A study co-authored by Dr David Cramer, management professor at the University of Cambridge Judge Business School, asked 800 participants from the US and China to negotiate a sale under pressure and avoid company loss. Negotiators from the US were found to be more likely to use ‘questionable’ business ethics in their negotiating tactics with someone in China than when they negotiated the same sale with someone in the US. People from China were less likely to use questionable tactics when they thought they were negotiating with someone in the US but more likely to use them on fellow nationals.

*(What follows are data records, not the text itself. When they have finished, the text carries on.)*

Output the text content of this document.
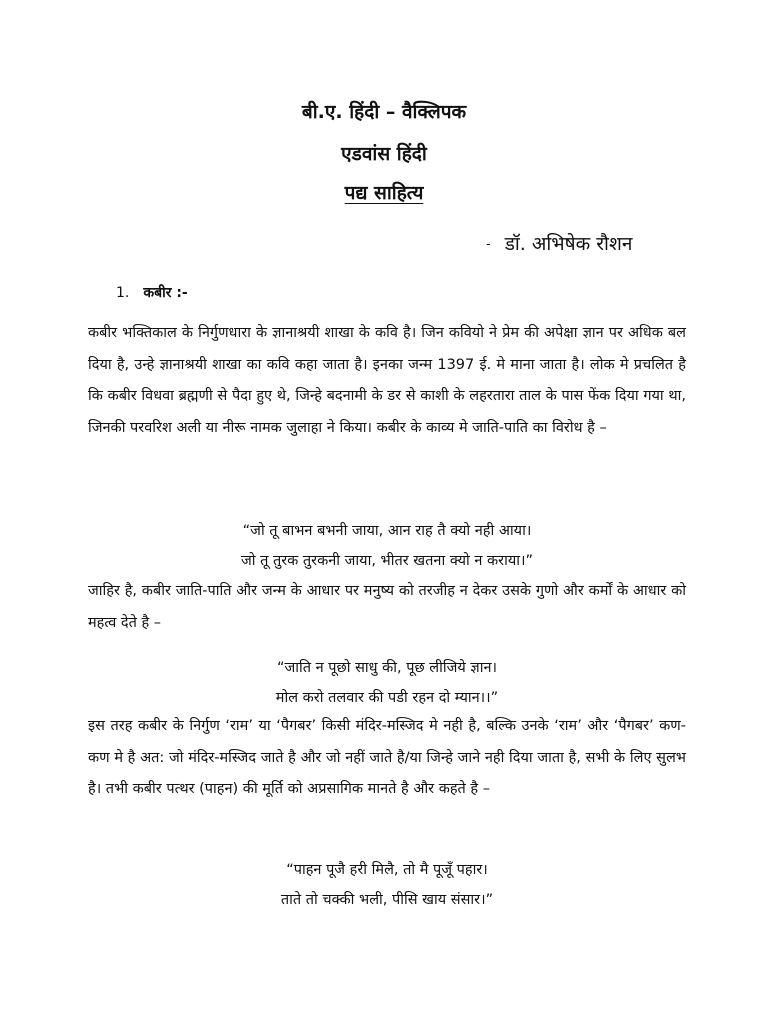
बी.ए. हिंदी – वैक्लिपक
एडवांस हिंदी
पद्य साहित्य
- डॉ. अभिषेक रौशन
1. कबीर :-

कबीर भक्तिकाल के निर्गुणधारा के ज्ञानाश्रयी शाखा के कवि है। जिन कवियो ने प्रेम की अपेक्षा ज्ञान पर अधिक बल दिया है, उन्हे ज्ञानाश्रयी शाखा का कवि कहा जाता है। इनका जन्म 1397 ई. मे माना जाता है। लोक मे प्रचलित है कि कबीर विधवा ब्रह्मणी से पैदा हुए थे, जिन्हे बदनामी के डर से काशी के लहरतारा ताल के पास फेंक दिया गया था, जिनकी परवरिश अली या नीरू नामक जुलाहा ने किया। कबीर के काव्य मे जाति-पाति का विरोध है –

“जो तू बाभन बभनी जाया, आन राह तै क्यो नही आया।
जो तू तुरक तुरकनी जाया, भीतर खतना क्यो न कराया।”

जाहिर है, कबीर जाति-पाति और जन्म के आधार पर मनुष्य को तरजीह न देकर उसके गुणो और कर्मों के आधार को महत्व देते है –

“जाति न पूछो साधु की, पूछ लीजिये ज्ञान।
मोल करो तलवार की पडी रहन दो म्यान।।”

इस तरह कबीर के निर्गुण ‘राम’ या ‘पैगबर’ किसी मंदिर-मस्जिद मे नही है, बल्कि उनके ‘राम’ और ‘पैगबर’ कण-कण मे है अत: जो मंदिर-मस्जिद जाते है और जो नहीं जाते है/या जिन्हे जाने नही दिया जाता है, सभी के लिए सुलभ है। तभी कबीर पत्थर (पाहन) की मूर्ति को अप्रसागिक मानते है और कहते है –

“पाहन पूजै हरी मिलै, तो मै पूजूँ पहार।
ताते तो चक्की भली, पीसि खाय संसार।”
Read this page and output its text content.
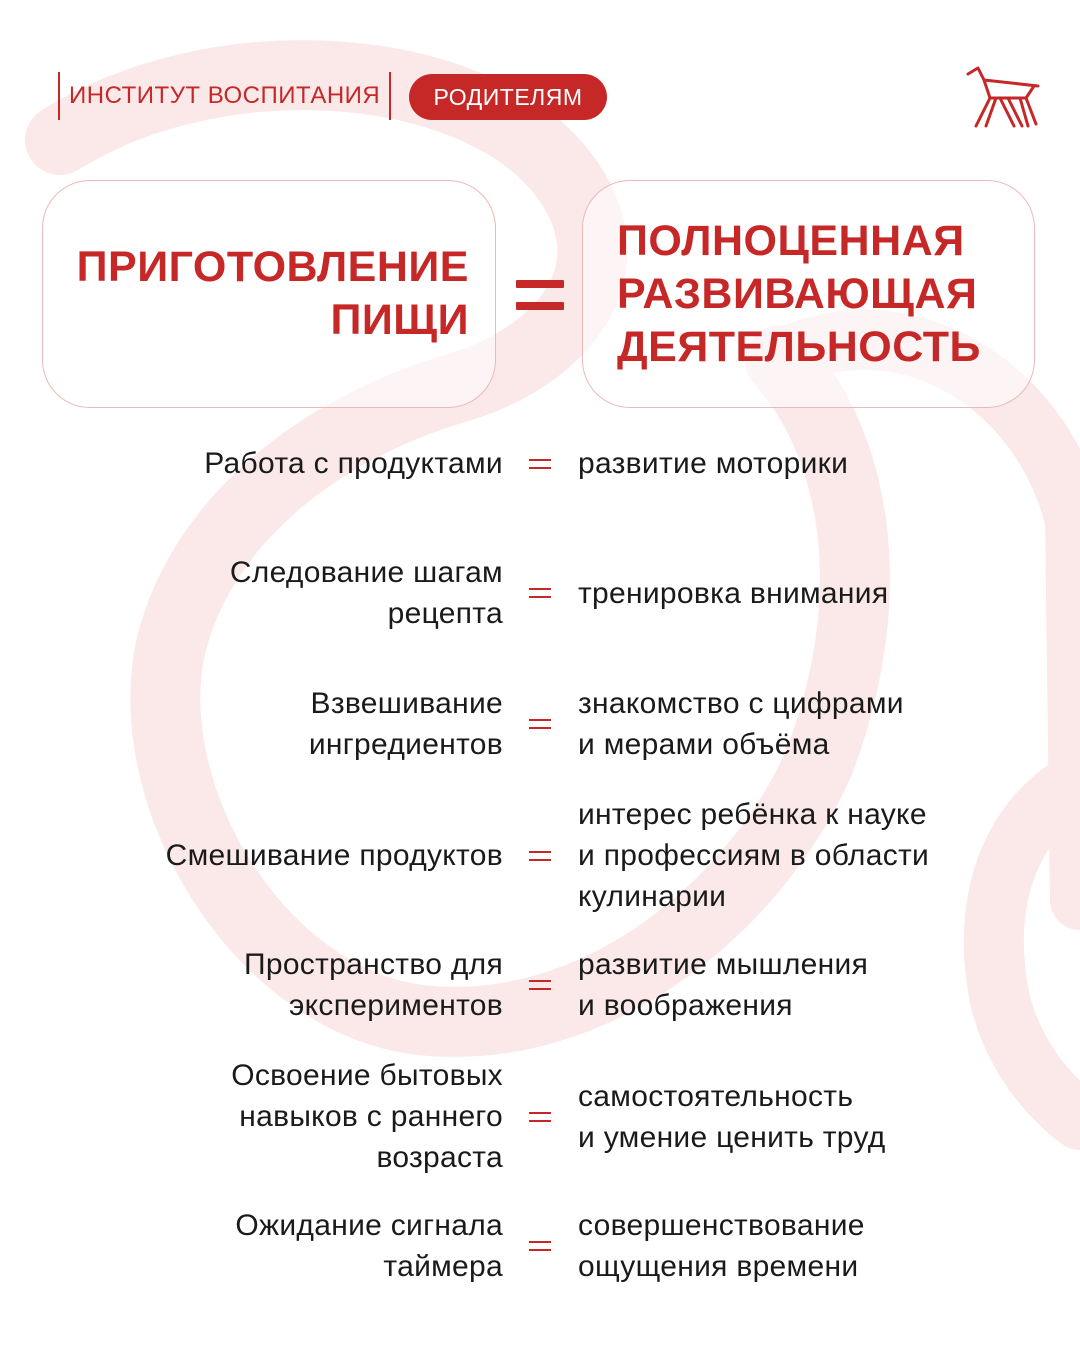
ИНСТИТУТ ВОСПИТАНИЯ РОДИТЕЛЯМ
ПРИГОТОВЛЕНИЕ
ПИЩИ
ПОЛНОЦЕННАЯ
РАЗВИВАЮЩАЯ
ДЕЯТЕЛЬНОСТЬ
Работа с продуктами	развитие моторики
Следование шагам
рецепта
тренировка внимания
Взвешивание
ингредиентов
знакомство с цифрами
и мерами объёма
Смешивание продуктов
интерес ребёнка к науке
и профессиям в области
кулинарии
Пространство для
экспериментов
развитие мышления
и воображения
Освоение бытовых
навыков с раннего
возраста
самостоятельность
и умение ценить труд
Ожидание сигнала
таймера
совершенствование
ощущения времени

Negotiators from the US were more likely to use questionable business ethics in negotiations with someone in China than when they negotiated the same sale with someone in the US.
If this study shows that the other party’s nationality can affect the ethics of negotiating tactics, does it have broader implications for our ever-more global and increasingly multi-national and multi-cultural workplaces? What does it tell us about the different ethical standards people bring to work, or the different ways we respond to co-workers when it comes to our own ethical behaviour?
Dr Jawed Mohammed is a lecturer and internationally published author on cross-cultural business issues at Swinburne Business School. He says the ethical framework that dominates in Australian workplaces and society follows a humanist tradition, but that it largely ignores the contribution of different cultural and religious backgrounds.
“Ethics are unwritten rules. They are subconsciously the notion of right or wrong, or good and bad,” he says. And if you are asking people to voluntarily follow a set of unwritten rules or behaviours, which ethics is, you must take all their backgrounds and cultural influences into account.